Il tifoso investito è indagato per l’agguato al bus del Chieti

Accertamenti per definire il suo ruolo. La verità dalle chat e dai dati dello smartphone
CHIETI. Per due giorni è stato il volto sfortunato di una trasferta maledetta, il tifoso travolto da un’auto nel buio mentre la sua squadra rientrava da Recanati sconfitta. Ora quel volto ha cambiato etichetta. Le indagini della polizia rischiano di ribaltare la prospettiva: il 37enne teatino ricoverato all’ospedale di Torrette non è più soltanto la parte lesa di un incidente stradale, ma è ufficialmente indagato per l’agguato al pullman del Chieti calcio.
La metamorfosi da vittima a sospettato si è compiuta con un atto formale notificato direttamente in corsia. Le accuse sono pesanti: concorso nei reati di violenza privata, danneggiamento aggravato e lancio di materiale pericoloso in occasione di manifestazioni sportive. La premessa obbligata è che si tratta di un atto dovuto, un passaggio tecnico indispensabile per poter sequestrare lo smartphone dell’uomo e analizzarne il contenuto con tutte le garanzie difensive. Ma la mossa investigativa toglie ogni velo di ipocrisia: gli inquirenti sospettano che la presenza di quell’uomo sulla provinciale di Loreto, esattamente dove il bus neroverde è stato assaltato, non fosse una coincidenza, ma l’ingranaggio inceppato di una trappola quasi perfetta.
La versione difensiva, affidata ai familiari, racconta una storia di ordinaria sfortuna: l’uomo sarebbe sceso dalla propria vettura per aiutare un amico in una manovra, finendo poi investito da un’auto di passaggio guidata da un’anziana. Una fatalità, slegata dal contesto di violenza. La polizia di Stato, però, lavora anche su un altro scenario: tra le ipotesi c’è che il tifoso, prima di essere travolto dall’utilitaria della pensionata, abbia avuto un ruolo nell’assalto.
È proprio l’incrocio tra la geografia e i tempi a spingere la Digos di Chieti, coordinata dalla procura di Ancona, a guardare da vicino la posizione del 37enne: l’imboscata è avvenuta nelle vicinanze del punto dell’investimento e in un orario compatibile con quello dell’incidente. Le indagini vanno avanti: ieri sono state ascoltate altre persone in questura, tra cui alcuni dirigenti neroverdi. Una quindicina di ultrà teatini, identificati al momento del rientro in città dopo la trasferta di Recanati, è sospettata di aver partecipato al raid. Anche per loro, però, non ci sono ancora punti fermi né responsabilità accertate.
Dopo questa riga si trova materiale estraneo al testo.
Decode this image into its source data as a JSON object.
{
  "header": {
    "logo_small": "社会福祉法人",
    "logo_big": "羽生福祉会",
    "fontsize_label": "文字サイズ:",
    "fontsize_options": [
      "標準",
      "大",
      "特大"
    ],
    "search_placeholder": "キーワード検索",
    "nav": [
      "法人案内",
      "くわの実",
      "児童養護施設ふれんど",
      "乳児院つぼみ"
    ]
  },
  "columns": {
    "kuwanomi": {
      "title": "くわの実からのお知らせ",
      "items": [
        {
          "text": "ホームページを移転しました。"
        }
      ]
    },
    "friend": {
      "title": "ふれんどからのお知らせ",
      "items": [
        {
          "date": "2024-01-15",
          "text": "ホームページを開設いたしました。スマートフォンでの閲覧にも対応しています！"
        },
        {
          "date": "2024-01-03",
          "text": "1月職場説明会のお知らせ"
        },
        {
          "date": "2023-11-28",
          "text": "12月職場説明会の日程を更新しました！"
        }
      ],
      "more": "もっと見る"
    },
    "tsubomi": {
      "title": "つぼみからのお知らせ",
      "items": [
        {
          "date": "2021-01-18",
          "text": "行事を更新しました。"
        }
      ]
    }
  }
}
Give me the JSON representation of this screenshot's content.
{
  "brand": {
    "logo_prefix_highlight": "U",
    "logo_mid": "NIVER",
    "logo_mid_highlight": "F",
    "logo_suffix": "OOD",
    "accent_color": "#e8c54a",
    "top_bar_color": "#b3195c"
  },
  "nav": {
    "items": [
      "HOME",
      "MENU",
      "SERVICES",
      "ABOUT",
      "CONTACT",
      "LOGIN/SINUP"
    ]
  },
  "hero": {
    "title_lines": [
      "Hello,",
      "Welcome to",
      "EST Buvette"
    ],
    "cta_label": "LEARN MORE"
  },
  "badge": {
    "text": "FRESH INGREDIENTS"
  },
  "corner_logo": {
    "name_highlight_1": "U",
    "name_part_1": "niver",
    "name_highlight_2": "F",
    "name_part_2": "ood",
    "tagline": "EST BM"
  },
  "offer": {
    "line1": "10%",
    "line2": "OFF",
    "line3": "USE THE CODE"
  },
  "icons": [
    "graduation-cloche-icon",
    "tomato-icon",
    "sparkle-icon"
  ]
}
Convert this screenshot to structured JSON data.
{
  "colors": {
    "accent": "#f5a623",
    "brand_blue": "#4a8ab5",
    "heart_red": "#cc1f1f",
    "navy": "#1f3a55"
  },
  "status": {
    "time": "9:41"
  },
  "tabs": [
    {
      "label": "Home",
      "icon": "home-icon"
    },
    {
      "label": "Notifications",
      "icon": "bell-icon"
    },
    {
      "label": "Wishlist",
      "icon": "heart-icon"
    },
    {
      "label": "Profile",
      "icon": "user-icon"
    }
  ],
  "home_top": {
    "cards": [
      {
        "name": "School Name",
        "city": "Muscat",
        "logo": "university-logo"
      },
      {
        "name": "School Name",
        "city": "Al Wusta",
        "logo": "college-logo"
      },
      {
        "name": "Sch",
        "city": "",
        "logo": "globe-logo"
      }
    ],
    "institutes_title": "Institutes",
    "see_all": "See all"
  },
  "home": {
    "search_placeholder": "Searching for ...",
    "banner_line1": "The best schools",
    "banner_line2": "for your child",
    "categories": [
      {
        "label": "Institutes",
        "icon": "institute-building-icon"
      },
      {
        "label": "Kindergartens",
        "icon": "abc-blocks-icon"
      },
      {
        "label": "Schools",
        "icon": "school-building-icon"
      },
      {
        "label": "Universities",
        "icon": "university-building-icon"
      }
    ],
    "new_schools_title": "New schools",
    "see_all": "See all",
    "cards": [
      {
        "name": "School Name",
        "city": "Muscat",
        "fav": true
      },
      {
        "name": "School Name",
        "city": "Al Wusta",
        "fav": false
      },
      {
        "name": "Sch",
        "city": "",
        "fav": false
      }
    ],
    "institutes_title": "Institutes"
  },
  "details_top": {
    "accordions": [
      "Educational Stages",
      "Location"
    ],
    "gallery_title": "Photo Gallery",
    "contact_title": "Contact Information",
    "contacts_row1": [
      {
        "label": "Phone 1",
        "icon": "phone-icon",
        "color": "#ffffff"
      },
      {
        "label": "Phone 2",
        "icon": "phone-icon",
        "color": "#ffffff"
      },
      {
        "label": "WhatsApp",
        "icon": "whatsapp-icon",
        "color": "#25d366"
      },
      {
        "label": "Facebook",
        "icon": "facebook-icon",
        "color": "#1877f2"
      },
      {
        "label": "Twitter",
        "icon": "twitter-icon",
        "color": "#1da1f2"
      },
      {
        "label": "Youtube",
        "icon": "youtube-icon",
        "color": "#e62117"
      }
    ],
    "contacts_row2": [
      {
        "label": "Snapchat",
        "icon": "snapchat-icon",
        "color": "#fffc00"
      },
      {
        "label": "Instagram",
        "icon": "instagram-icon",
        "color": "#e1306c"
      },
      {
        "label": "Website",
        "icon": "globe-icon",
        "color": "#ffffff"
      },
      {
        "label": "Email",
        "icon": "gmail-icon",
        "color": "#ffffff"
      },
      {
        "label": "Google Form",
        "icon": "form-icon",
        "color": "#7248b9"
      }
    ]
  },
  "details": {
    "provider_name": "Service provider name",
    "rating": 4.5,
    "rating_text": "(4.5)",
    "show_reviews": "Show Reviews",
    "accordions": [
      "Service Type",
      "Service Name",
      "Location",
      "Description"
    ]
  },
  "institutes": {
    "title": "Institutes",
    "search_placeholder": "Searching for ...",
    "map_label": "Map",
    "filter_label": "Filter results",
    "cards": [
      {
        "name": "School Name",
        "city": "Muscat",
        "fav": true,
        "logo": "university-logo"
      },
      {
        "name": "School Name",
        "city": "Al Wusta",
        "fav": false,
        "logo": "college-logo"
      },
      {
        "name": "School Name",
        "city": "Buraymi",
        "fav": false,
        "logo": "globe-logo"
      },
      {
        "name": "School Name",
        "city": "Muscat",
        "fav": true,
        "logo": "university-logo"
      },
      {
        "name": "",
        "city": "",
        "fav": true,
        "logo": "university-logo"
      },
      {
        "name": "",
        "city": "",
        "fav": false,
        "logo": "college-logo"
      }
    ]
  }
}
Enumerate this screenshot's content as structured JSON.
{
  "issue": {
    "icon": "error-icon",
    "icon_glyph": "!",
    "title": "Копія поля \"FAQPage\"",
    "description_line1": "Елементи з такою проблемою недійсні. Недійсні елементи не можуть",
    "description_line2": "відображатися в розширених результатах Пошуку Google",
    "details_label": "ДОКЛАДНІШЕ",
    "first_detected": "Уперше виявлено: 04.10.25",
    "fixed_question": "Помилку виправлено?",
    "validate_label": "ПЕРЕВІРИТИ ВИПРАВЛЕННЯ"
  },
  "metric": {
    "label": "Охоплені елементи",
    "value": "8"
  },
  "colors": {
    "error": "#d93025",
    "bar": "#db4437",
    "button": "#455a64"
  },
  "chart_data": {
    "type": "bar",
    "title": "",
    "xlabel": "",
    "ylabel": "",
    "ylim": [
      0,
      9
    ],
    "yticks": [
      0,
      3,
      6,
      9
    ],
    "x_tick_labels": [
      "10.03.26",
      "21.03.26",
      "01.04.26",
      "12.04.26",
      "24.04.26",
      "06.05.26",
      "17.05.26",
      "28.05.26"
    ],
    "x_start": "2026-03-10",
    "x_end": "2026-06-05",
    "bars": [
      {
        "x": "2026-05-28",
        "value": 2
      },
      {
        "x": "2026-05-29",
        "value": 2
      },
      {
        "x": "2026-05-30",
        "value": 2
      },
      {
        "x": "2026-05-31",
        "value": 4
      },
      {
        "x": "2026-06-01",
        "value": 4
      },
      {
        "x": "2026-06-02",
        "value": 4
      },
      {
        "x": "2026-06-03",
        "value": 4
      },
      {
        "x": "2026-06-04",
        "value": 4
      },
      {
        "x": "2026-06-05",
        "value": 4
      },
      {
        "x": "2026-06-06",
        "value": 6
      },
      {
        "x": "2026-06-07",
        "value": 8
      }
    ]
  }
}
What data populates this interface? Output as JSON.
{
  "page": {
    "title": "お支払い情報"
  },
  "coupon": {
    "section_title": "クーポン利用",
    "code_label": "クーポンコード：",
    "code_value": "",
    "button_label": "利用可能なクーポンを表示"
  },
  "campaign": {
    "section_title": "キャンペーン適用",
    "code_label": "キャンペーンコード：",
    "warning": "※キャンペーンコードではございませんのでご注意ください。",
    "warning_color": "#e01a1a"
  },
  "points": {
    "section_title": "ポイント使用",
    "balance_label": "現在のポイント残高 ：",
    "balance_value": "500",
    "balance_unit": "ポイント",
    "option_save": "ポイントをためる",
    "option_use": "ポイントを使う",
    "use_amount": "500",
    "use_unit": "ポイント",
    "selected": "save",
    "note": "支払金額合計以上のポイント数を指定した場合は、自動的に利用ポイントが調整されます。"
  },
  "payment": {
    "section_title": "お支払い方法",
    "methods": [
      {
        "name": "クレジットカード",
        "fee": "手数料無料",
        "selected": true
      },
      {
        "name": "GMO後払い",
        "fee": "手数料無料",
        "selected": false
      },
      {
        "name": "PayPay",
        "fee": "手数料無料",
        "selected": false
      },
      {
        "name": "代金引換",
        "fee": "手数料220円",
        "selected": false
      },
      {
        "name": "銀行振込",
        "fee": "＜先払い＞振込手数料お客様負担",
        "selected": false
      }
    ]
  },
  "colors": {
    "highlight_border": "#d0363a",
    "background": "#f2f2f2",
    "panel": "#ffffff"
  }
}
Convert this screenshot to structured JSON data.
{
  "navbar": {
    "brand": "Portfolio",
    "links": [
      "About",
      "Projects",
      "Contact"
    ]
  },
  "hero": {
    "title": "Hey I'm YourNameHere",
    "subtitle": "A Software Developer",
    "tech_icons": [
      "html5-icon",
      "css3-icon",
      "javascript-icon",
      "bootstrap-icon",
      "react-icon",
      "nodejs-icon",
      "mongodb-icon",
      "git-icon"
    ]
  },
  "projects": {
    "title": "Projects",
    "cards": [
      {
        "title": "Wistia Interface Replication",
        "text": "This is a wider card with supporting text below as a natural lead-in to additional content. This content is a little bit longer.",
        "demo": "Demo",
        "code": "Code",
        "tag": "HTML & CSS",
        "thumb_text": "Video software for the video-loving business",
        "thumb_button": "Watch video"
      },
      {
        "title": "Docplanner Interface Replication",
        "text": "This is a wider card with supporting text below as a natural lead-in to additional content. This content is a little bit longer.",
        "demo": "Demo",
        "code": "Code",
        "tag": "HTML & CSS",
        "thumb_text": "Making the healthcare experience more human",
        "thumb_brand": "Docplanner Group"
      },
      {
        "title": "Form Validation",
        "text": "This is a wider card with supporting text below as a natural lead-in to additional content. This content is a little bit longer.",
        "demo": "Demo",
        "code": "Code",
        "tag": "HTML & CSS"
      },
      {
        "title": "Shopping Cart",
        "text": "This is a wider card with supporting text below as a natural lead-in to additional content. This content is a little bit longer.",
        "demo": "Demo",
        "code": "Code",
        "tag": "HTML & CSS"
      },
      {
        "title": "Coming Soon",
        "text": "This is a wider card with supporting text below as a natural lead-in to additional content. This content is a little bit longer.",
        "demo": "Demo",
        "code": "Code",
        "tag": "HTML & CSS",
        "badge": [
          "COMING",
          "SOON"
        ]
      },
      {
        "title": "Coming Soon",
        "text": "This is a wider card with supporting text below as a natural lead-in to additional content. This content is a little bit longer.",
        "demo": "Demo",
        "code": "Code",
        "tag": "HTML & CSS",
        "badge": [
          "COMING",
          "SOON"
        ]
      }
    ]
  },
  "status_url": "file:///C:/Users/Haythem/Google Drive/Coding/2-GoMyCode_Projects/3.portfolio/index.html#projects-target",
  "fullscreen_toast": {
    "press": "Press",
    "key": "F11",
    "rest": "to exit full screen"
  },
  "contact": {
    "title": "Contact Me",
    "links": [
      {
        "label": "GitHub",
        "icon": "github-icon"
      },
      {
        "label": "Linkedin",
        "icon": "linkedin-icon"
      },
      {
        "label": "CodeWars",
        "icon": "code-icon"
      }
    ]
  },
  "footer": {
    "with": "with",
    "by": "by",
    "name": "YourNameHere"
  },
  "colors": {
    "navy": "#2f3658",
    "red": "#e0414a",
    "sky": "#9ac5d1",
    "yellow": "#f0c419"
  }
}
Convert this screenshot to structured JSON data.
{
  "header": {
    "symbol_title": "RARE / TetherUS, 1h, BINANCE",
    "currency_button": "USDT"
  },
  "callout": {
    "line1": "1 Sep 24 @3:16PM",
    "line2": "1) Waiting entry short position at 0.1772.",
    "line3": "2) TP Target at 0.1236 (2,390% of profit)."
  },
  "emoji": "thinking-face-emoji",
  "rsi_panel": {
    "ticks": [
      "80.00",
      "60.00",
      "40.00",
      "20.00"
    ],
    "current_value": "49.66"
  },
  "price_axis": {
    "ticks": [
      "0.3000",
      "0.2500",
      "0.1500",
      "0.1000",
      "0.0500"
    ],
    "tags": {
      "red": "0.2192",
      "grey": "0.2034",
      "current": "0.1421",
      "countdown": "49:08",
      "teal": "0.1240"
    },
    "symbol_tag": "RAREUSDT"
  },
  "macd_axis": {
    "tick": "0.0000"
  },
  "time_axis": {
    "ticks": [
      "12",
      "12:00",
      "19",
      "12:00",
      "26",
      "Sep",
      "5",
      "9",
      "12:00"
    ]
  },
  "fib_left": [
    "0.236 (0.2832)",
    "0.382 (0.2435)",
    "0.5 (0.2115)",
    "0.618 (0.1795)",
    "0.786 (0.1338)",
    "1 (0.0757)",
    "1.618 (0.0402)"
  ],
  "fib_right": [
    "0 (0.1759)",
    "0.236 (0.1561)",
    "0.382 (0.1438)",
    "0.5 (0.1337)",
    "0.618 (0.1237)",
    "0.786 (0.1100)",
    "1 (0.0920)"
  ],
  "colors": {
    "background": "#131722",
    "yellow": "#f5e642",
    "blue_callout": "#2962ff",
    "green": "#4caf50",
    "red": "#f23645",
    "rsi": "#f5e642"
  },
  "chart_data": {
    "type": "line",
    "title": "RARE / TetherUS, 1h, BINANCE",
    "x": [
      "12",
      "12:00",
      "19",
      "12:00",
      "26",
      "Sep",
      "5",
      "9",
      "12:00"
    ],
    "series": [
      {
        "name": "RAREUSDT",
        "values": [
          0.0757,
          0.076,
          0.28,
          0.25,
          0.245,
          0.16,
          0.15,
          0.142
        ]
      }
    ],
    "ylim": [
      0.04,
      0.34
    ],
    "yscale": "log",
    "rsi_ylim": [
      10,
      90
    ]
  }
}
L’agguato di Loreto non è un fulmine a ciel sereno, ma l’esito tossico di giorni di altissima tensione. La tifoseria organizzata aveva già alzato il livello dello scontro, attaccando la società per le promesse non mantenute e accusando i giocatori di essere dei «mercenari». La sconfitta di Recanati, che ha fatto sprofondare la squadra in zona play-out nel girone F di serie D, è stata solo la scintilla che ha fatto esplodere una polveriera già satura.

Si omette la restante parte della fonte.